ようやく、目を開けて立ち上がる。橋上の事件をすべて忘れて、茫然と立っている。
黒い渦は消え、家路を急ぐ人や車が現れた。
…夢の話よ。でも、私たちにとって、夢は無意味じゃないよね。塾長が亡くなったのに、誰が見せたのかしらね。

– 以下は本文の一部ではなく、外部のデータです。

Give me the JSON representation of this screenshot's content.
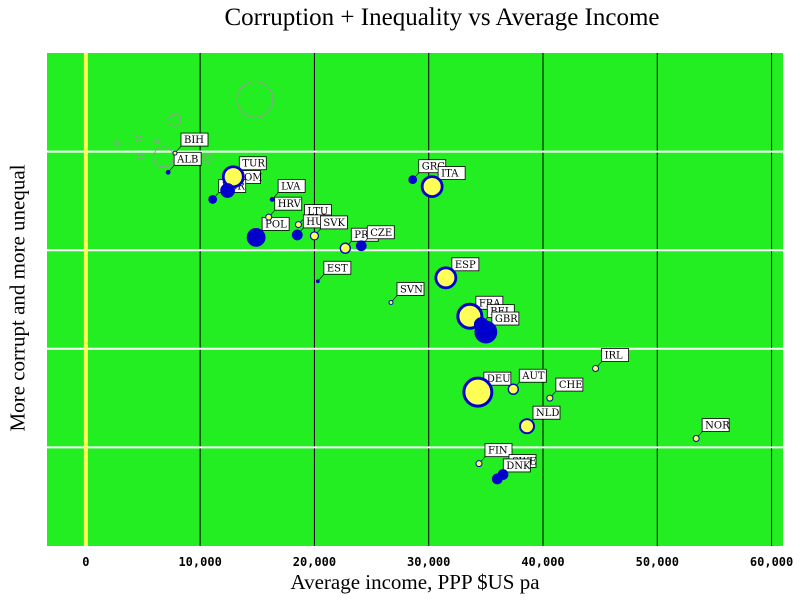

壮絶な光景を思念として送られ、僕は肩で息をしている。
…山翔さん。私に気付いてくれてありがとう。ありがとう。ありがとう。
三佐子さんの心の声は、別れの言葉のようだった。
三佐子さんも武瑠も純真過ぎる。僕という存在が、そんな二人を苦しめ、幸福を邪魔してきた。何も知らずに、三佐子さんに恋をして、三佐子さんと結婚しようとした僕。どれだけ鈍感で、愚かなのだろう…。